Um morto, 17 feridos e imagens impactantes de violência que chocaram o país no dia 27 de outubro. A emboscada da Mancha Verde, do Palmeiras, na Máfia Azul, do Cruzeiro, na rodovia Fernão Dias, tem como reflexo as alianças firmadas entre organizadas que possuem ramificações por todo o Brasil.

Numa geografia complexa, as torcidas estão subdividas em grupos de apoio que oferecem recepção, escolta, estratégias de enfrentamento e logísticas de emboscadas nas estradas.

Os mais conhecidos atendem pelos nomes de Punho Cruzado, Dedo Pro Alto, Punho Cerrado e Punho Colado, numa alusão direta ao gestual que os identifica na "pista" e em seus uniformes.

Essa rixa da Máfia Azul com a Mancha Verde tem a ver com essa divisão dos anos 80. Obviamente que, nessa época, não existiam esses termos de Dedo Pro Alto, Punho Cruzado... O Punho Cruzado já existia nos anos 90, mas isso foi sendo estilizado e aprofundado na sequência. São termos mais contemporâneos.
Bernardo Buarque de Hollanda, professor, sociólogo e pesquisador de cultura de arquibancada

Aliança entre torcidas organizadas - Arte/UOL - Arte/UOL
Imagem: Arte/UOL

Máfia Azul é Punho Cruzado; Mancha Verde é Dedo Pro Alto

A Máfia Azul, do Cruzeiro, pertence à aliança "Punho Cruzado", a primeira que surgiu com a proposta de unir organizadas de clubes diferentes. O grupo teve os primeiros pactos em meados dos anos 80, pouco após o rompimento de amizade entre as torcidas de Corinthians e Flamengo.

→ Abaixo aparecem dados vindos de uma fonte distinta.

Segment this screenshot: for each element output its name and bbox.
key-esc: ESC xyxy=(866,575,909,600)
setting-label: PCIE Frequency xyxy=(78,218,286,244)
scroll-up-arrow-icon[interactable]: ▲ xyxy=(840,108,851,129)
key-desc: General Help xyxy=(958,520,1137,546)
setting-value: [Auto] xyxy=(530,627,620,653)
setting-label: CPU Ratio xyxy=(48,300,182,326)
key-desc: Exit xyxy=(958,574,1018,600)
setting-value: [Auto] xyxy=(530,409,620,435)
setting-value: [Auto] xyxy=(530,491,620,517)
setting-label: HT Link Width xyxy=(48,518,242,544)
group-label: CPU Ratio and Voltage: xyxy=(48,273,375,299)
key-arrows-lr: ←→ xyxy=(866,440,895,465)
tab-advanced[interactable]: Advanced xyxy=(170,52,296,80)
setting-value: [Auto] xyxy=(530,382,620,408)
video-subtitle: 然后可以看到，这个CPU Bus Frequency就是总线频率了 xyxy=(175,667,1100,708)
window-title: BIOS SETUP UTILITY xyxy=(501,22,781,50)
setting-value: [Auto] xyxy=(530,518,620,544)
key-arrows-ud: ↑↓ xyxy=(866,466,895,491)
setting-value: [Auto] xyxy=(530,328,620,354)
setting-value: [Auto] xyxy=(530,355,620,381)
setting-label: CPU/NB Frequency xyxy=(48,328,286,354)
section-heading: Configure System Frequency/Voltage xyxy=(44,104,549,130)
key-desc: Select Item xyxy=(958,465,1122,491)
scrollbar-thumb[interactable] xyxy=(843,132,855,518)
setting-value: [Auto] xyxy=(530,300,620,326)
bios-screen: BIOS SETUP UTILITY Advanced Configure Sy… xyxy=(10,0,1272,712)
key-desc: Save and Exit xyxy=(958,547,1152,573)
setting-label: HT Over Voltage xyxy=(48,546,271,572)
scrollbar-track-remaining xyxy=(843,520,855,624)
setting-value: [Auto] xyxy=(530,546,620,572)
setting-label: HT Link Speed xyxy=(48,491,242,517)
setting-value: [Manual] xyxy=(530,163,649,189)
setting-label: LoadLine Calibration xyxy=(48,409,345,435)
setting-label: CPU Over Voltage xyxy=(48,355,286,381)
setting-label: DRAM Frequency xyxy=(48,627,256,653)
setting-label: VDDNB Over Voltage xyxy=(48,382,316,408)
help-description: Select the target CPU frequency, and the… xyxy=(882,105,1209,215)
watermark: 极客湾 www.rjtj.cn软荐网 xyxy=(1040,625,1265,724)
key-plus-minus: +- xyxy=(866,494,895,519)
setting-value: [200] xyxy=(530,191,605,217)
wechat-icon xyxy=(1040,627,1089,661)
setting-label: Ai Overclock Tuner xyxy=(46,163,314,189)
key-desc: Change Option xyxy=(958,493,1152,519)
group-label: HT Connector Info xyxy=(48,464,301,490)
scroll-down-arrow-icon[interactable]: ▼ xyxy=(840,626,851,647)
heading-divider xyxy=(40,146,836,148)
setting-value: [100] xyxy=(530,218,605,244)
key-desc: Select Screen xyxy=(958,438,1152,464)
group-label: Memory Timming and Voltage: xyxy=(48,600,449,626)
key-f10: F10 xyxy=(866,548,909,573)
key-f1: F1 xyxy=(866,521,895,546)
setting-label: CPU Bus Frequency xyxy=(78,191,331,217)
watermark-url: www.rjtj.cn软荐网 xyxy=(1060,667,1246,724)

Foi com a chegada dos são-paulinos da Independente — no lugar dos corintianos — que a ideologia foi se disseminando e ganhando mais adeptos, se expandindo para outras divisas regionais.

Peguei a faixa da Independente, fui sozinho para o Maracanã e fiquei no lado da torcida do Flamengo. O outro lado era do Vasco. O pessoal da Jovem Fla já estava vendo na televisão o que estávamos fazendo com a torcida do Palmeiras e falaram: 'O Adamastor é o cara que está batendo de frente com eles', então me convidaram para ficar com eles. Fizemos primeiro uma amizade pessoal, e essa amizade se estendeu para a aliança das torcidas.
Adamastor, ex-presidente da Independente, em entrevista ao UOL em 2023

Integrantes da Força Jovem, do Vasco, e da Mancha Verde, do Palmeiras, no Maracanã, na década de 80 - Facebook / Mancha Verde Oficial - Facebook / Mancha Verde Oficial
Integrantes da Força Jovem, do Vasco, e da Mancha Verde, do Palmeiras, no Maracanã, na década de 80
Imagem: Facebook / Mancha Verde Oficial

A Mancha Verde, vendo essa movimentação no tabuleiro e ficando cada vez mais exposta tanto em São Paulo quanto no Rio, se aproximou da Força Jovem do Vasco também na década de 80. Dali em diante elas passam a defender umas as outras, absorvem a Galoucura (Atlético-MG) e encabeçam a aliança que, atualmente, se apresenta como a mais coesa e com mais adeptos: a "Dedo Pro Alto", nome que surgiu com um gestual ofensivo e provocativo aos simpatizantes do Punho Cruzado.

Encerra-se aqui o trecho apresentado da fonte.